Steven A. Beebe, Ph.D., Regents’ Professor and University Distinguished Professor Emeritus, Texas State University, says, “Listening is vital to student success—both as learners as well as learning how to be good citizens. Listening is often taught indirectly through modeling and informal study; but good listeners are essential at every grade level.”
According to Dr. Nichols’s research, listening is the communication skill we use the most, but practice the least effectively. Most people listen at only 25% efficiency.
For employees in white collar jobs who devote at least 40% of their workday to listening, they’re missing a significant chunk of information unless they learn how to listen actively.
Here’s what happens inside our heads as we listen: the average rate of speech for most Americans is 125 words per minute. That’s pretty slow for our high-capacity brains and leaves a lot of room for other activities like thinking. We’re so easily distracted! We have to be trained on how to listen.
Use these three strategies to practice and improve your listening skills:
Anticipate and evaluate
Instead of daydreaming, use that lag time to anticipate and evaluate. Where is the speaker going in their discourse? What conclusions will they—or you—draw?
Consider the evidence they present. Is it valid? ThinkCERCA founder Eileen Murphy Buckley says, “The most important thing a listener can do is be an inquisitive audience. Ask why, what do you mean by that, can you explain that to me? This helps a speaker more fully develop their thinking on a topic.”
Take a moment to review what you’ve heard so far and mentally summarize the key points. Look for hidden messages in the speaker’s facial expressions, gestures, and tone of voice. What meaning do these add to their words?
Read to listen
Research shows that some of the skills achieved through reading apply to listening. They’re both receptive skills—they take in information. But there are differences in the way the information is processed. Readers often remember more details because they have a text they can refer back to. Listeners have an overall understanding of ideas expressed, but may not remember the details as clearly.
Take a listener’s stance
The key to being a good listener is to be an effective conversational partner. A 2011 study says that’s primarily associated with verbal social skills and includes a full immersion of all our senses. When you’re an audience, take a listener’s stance: “Understand and empathize with the speaker. It’s an important skill in life.”
Julian Treasure, another authority on listening uses the acronym RASA to explain how to stand and listen.

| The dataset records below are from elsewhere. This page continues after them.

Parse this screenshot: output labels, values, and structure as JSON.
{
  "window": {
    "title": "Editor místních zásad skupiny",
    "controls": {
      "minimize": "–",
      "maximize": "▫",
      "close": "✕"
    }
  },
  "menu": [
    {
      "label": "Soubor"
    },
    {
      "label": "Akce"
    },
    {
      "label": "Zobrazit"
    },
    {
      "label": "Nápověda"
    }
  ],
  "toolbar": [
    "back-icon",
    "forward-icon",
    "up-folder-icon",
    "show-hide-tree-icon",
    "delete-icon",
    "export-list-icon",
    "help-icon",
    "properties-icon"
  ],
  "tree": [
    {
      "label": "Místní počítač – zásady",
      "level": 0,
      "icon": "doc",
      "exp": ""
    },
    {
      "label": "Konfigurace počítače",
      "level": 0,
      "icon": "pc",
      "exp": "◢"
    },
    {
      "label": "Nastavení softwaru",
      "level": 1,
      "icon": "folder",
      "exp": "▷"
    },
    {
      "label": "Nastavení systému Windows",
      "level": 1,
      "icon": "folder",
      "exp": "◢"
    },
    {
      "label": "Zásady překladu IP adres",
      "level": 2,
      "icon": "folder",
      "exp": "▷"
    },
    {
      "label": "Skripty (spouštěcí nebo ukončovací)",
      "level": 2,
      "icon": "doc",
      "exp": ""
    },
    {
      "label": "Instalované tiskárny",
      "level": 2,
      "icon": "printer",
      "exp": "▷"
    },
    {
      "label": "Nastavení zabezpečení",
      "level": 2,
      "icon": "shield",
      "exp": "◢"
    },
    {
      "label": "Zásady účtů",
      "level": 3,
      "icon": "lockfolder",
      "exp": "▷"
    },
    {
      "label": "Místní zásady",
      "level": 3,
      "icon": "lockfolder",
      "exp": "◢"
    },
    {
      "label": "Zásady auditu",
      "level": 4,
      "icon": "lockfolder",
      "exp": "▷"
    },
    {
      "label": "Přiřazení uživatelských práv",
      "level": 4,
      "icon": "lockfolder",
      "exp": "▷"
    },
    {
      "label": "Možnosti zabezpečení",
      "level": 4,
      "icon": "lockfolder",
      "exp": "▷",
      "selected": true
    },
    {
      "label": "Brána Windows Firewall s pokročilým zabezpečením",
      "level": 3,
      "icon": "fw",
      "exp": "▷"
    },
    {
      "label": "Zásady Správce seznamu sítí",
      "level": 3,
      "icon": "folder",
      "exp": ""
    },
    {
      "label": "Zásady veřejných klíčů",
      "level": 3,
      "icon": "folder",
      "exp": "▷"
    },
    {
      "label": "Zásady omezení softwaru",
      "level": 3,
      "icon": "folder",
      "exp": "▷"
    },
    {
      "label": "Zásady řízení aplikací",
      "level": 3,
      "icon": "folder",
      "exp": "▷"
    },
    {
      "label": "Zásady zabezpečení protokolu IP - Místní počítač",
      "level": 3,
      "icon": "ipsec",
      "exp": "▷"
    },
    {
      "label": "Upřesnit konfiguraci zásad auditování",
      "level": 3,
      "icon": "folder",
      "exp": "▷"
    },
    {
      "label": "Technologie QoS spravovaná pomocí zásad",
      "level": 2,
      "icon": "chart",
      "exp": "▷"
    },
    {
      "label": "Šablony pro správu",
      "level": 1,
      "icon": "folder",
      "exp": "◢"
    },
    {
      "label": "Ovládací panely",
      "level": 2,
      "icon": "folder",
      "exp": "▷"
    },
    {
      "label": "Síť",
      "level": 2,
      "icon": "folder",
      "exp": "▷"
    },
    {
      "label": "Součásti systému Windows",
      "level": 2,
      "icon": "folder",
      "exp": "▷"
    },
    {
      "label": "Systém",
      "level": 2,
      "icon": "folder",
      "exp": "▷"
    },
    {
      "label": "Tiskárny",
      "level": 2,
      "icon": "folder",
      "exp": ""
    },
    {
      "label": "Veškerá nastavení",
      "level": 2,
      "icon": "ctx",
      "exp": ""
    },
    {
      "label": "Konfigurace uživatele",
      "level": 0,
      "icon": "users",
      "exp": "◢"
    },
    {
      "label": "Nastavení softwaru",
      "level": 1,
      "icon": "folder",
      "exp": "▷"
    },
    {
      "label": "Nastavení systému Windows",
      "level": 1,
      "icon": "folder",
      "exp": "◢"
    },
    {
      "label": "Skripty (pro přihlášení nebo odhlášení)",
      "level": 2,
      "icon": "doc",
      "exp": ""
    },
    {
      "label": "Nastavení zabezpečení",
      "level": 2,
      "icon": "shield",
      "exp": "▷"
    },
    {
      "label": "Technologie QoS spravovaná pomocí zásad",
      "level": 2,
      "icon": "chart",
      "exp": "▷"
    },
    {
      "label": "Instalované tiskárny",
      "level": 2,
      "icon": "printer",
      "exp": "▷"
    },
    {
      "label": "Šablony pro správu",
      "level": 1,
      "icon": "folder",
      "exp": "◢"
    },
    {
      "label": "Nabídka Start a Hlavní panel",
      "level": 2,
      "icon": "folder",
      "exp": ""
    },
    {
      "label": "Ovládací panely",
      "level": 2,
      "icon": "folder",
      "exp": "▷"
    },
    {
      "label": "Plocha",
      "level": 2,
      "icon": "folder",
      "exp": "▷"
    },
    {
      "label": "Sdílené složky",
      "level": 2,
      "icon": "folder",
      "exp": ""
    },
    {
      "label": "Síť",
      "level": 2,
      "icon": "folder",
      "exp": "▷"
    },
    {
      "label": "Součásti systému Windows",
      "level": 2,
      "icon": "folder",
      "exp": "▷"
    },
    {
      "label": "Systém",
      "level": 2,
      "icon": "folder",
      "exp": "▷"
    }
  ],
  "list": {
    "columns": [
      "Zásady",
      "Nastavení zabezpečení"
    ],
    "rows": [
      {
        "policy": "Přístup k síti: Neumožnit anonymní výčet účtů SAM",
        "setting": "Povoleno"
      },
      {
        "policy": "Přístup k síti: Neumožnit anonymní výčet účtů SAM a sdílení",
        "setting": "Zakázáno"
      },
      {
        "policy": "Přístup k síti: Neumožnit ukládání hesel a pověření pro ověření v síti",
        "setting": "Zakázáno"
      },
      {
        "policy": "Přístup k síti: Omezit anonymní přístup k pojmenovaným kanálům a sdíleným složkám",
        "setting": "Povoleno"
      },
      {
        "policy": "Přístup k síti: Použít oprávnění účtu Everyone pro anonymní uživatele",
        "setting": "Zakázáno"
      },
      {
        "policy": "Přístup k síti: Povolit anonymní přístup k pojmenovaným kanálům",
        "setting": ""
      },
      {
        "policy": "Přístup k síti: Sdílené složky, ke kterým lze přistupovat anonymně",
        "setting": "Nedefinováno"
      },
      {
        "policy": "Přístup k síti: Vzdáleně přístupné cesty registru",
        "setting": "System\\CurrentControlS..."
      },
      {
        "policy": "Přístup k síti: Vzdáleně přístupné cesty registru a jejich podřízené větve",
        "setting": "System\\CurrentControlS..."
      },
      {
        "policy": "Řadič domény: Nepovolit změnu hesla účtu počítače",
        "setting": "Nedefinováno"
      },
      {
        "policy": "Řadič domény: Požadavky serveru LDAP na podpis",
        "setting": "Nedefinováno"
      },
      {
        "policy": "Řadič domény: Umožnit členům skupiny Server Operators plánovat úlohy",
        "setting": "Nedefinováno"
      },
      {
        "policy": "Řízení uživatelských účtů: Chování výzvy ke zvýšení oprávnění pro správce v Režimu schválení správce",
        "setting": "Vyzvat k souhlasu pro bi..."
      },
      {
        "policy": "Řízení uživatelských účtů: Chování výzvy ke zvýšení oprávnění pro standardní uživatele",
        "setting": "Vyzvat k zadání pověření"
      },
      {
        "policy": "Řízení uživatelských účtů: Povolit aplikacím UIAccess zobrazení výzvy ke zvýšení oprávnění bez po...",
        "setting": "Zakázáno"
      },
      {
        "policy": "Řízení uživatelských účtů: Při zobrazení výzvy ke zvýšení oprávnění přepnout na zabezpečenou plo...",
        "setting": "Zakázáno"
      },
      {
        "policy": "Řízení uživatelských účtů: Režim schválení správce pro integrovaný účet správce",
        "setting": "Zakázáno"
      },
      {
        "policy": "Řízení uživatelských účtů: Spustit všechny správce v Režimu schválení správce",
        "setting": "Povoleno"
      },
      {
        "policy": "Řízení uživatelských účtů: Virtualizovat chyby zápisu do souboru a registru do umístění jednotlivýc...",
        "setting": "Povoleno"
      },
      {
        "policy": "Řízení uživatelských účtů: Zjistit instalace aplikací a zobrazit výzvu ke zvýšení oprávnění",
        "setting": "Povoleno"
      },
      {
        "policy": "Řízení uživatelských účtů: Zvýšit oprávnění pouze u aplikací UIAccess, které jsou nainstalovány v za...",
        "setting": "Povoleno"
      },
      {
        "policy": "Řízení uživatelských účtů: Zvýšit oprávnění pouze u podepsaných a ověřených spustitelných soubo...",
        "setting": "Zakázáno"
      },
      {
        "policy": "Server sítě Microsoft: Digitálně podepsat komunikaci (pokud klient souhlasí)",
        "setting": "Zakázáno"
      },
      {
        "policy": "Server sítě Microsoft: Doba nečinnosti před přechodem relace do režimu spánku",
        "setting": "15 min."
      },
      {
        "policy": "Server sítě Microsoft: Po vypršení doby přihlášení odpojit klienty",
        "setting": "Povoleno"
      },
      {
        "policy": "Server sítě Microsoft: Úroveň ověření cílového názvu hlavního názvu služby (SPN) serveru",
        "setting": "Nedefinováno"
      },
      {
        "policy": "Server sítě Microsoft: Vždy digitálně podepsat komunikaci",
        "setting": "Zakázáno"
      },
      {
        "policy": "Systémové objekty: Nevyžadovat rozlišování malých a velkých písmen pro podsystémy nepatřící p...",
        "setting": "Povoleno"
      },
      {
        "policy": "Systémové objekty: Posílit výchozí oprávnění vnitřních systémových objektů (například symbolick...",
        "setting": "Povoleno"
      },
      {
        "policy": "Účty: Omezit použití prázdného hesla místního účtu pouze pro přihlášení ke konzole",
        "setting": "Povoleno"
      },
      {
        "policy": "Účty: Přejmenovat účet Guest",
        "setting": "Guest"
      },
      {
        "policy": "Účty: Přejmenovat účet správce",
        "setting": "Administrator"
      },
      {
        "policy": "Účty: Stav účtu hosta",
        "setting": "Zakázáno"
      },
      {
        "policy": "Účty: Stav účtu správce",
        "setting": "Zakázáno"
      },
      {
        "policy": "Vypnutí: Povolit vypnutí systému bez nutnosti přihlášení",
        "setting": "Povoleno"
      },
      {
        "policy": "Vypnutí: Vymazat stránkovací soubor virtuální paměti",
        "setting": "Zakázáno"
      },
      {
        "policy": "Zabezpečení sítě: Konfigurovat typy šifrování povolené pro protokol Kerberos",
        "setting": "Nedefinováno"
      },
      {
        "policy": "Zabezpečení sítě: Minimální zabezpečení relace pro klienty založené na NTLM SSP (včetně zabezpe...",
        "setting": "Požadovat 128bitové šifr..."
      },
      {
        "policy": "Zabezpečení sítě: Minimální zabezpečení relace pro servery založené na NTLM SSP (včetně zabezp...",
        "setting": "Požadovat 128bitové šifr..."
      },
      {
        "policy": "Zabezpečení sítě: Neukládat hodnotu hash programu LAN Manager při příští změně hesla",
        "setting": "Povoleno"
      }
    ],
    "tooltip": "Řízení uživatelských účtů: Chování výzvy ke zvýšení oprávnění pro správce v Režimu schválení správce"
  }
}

- Receive—Pay attention to the person.
- Appreciate—Make little noises like “hmm,” “oh,” “OK.”
- Summarize—The word “so” is very important in communication.
- Ask—Ask questions afterward
Developing the skill of listening is helpful not just for our kids, but for ourselves. We all need to get into the listener’s stance and pay attention to what we hear. It influences our relationships with others and creates a feeling of respect and a sense of belonging. Dr. Beebe adds, “A good listener seeks not only to understand the message of others, but to also be sensitive to opportunities to grow, change, and adapt.”